Question

How do you graph $y=-\dfrac{3}{5}x+1$ ?

Answer 1

Hint: For answering this question we need to draw the graph of $y=-\dfrac{3}{5}x+1$ . For drawing the graph of the straight line we will find the intercepts of the given equation of the straight line and plot them and join them and extend the line formed.
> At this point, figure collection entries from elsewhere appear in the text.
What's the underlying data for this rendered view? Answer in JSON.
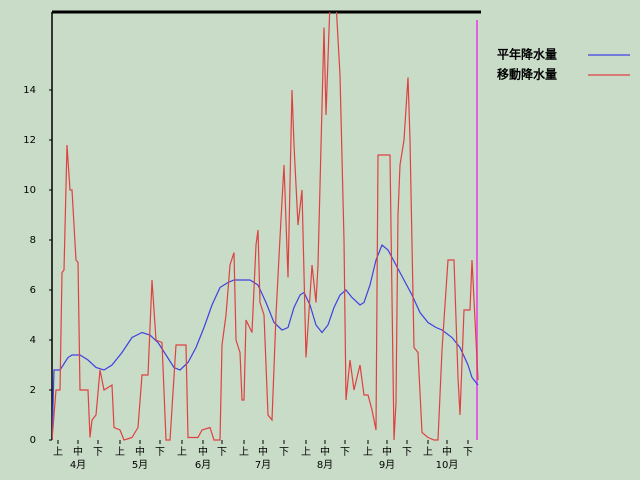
{
  "chart_data": {
    "type": "line",
    "xlim": [
      0,
      213
    ],
    "ylim": [
      0,
      17.12
    ],
    "yticks": [
      0,
      2,
      4,
      6,
      8,
      10,
      12,
      14
    ],
    "xticks": [
      {
        "value": 3,
        "label": "上"
      },
      {
        "value": 13,
        "label": "中"
      },
      {
        "value": 23,
        "label": "下"
      },
      {
        "value": 34,
        "label": "上"
      },
      {
        "value": 44,
        "label": "中"
      },
      {
        "value": 54,
        "label": "下"
      },
      {
        "value": 65,
        "label": "上"
      },
      {
        "value": 75.5,
        "label": "中"
      },
      {
        "value": 85,
        "label": "下"
      },
      {
        "value": 96,
        "label": "上"
      },
      {
        "value": 105.5,
        "label": "中"
      },
      {
        "value": 116,
        "label": "下"
      },
      {
        "value": 127,
        "label": "上"
      },
      {
        "value": 136.5,
        "label": "中"
      },
      {
        "value": 146.5,
        "label": "下"
      },
      {
        "value": 158,
        "label": "上"
      },
      {
        "value": 167.5,
        "label": "中"
      },
      {
        "value": 177.5,
        "label": "下"
      },
      {
        "value": 188,
        "label": "上"
      },
      {
        "value": 197.5,
        "label": "中"
      },
      {
        "value": 208,
        "label": "下"
      }
    ],
    "month_labels": [
      "4月",
      "5月",
      "6月",
      "7月",
      "8月",
      "9月",
      "10月"
    ],
    "series": [
      {
        "name": "平年降水量",
        "color": "#4040e0",
        "x": [
          0,
          1,
          4,
          8,
          10,
          14,
          18,
          22,
          26,
          30,
          35,
          40,
          45,
          49,
          53,
          57,
          61,
          64,
          68,
          72,
          76,
          80,
          84,
          88,
          91,
          99,
          103,
          107,
          111,
          115,
          118,
          121,
          124,
          126,
          129,
          132,
          135,
          138,
          141,
          144,
          147,
          150,
          154,
          156,
          159,
          162,
          165,
          168,
          172,
          176,
          180,
          184,
          188,
          192,
          195,
          200,
          204,
          208,
          210,
          213
        ],
        "values": [
          0,
          2.8,
          2.8,
          3.3,
          3.4,
          3.4,
          3.2,
          2.9,
          2.8,
          3.0,
          3.5,
          4.1,
          4.3,
          4.2,
          3.9,
          3.4,
          2.9,
          2.8,
          3.1,
          3.7,
          4.5,
          5.4,
          6.1,
          6.3,
          6.4,
          6.4,
          6.2,
          5.5,
          4.7,
          4.4,
          4.5,
          5.3,
          5.8,
          5.9,
          5.4,
          4.6,
          4.3,
          4.6,
          5.3,
          5.8,
          6.0,
          5.7,
          5.4,
          5.5,
          6.2,
          7.2,
          7.8,
          7.6,
          7.0,
          6.4,
          5.8,
          5.1,
          4.7,
          4.5,
          4.4,
          4.1,
          3.7,
          3.0,
          2.5,
          2.2
        ]
      },
      {
        "name": "移動降水量",
        "color": "#e04040",
        "x": [
          0,
          2,
          4,
          5,
          6,
          7.5,
          9,
          10,
          12,
          13,
          14,
          18,
          19,
          20,
          22,
          24,
          26,
          30,
          31,
          34,
          36,
          40,
          43,
          45,
          48,
          50,
          52,
          55,
          57,
          59,
          62,
          67,
          68,
          73,
          75,
          79,
          81,
          84,
          85,
          87,
          89,
          91,
          92,
          94,
          95,
          96,
          97,
          100,
          102,
          103,
          104,
          106,
          108,
          110,
          112,
          114,
          116,
          118,
          120,
          121,
          123,
          125,
          127,
          130,
          132,
          133,
          136,
          137,
          139,
          142,
          144,
          146,
          147,
          149,
          151,
          154,
          156,
          158,
          160,
          162,
          163,
          169,
          171,
          172,
          173,
          174,
          176,
          178,
          179,
          181,
          183,
          185,
          188,
          191,
          193,
          195,
          197,
          198,
          201,
          203,
          204,
          206,
          209,
          210,
          213
        ],
        "values": [
          0,
          2,
          2,
          6.7,
          6.8,
          11.8,
          10,
          10,
          7.2,
          7.1,
          2,
          2,
          0.1,
          0.8,
          1,
          2.8,
          2,
          2.2,
          0.5,
          0.4,
          0,
          0.1,
          0.5,
          2.6,
          2.6,
          6.4,
          4,
          3.9,
          0,
          0,
          3.8,
          3.8,
          0.1,
          0.1,
          0.4,
          0.5,
          0,
          0,
          3.8,
          5,
          7,
          7.5,
          4,
          3.5,
          1.6,
          1.6,
          4.8,
          4.3,
          7.8,
          8.4,
          5.5,
          5,
          1,
          0.8,
          5,
          8.1,
          11,
          6.5,
          14,
          11.8,
          8.6,
          10,
          3.3,
          7,
          5.5,
          7,
          16.5,
          13,
          17.5,
          17.5,
          14.6,
          8,
          1.6,
          3.2,
          2,
          3,
          1.8,
          1.8,
          1.2,
          0.4,
          11.4,
          11.4,
          0,
          1.5,
          9,
          11,
          12,
          14.5,
          12,
          3.7,
          3.5,
          0.3,
          0.1,
          0,
          0,
          3.6,
          6,
          7.2,
          7.2,
          2.5,
          1,
          5.2,
          5.2,
          7.2,
          2.4
        ]
      }
    ]
  }
}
The intercepts are the respective points when the other variable is zero.

Complete step-by-step solution:
Now considering from the question we have to draw the graph of $y=-\dfrac{3}{5}x+1$ .
From the basics of the concept we know that for drawing the graph of the straight line we need to find the intercepts of the given equation of the straight line and plot them and join them and extend the line formed.
The intercepts are the respective points when the other variable is zero.
The $\text{x-intercept}$ is given by substituting $y=0$ in the given equation of the straight line.
After substituting we will have
$\begin{align}
  & \Rightarrow 0=-\dfrac{3}{5}x+1 \\
 & \Rightarrow -1=-\dfrac{3}{5}x \\
 & \Rightarrow x=\dfrac{5}{3} \\
\end{align}$
The $\text{y-intercept}$ is given by substituting $x=0$ in the given equation of the straight line.
After substituting we will have
$\begin{align}
  & \Rightarrow y=-\dfrac{3}{5}\left( 0 \right)+1 \\
 & \Rightarrow y=1 \\
\end{align}$
 So now we have two points lying on the straight line $\left( 0,1 \right)$ and $\left( \dfrac{5}{3},0 \right)$ .
Now we will plot these two points and join them and extend them to form a straight line. The graph of the straight line is shown below.

Note: For answering this question we need to draw the graph of the given equation of the straight line so we need to be careful while plotting the points and extending the line. We should be careful while performing the calculations. The slope of this given straight line \[y=-\dfrac{3}{5}x+1\] is $\dfrac{-3}{5}$ as we know that the slope intercept form is given as $y=mx+c$ where $m$ is the slope.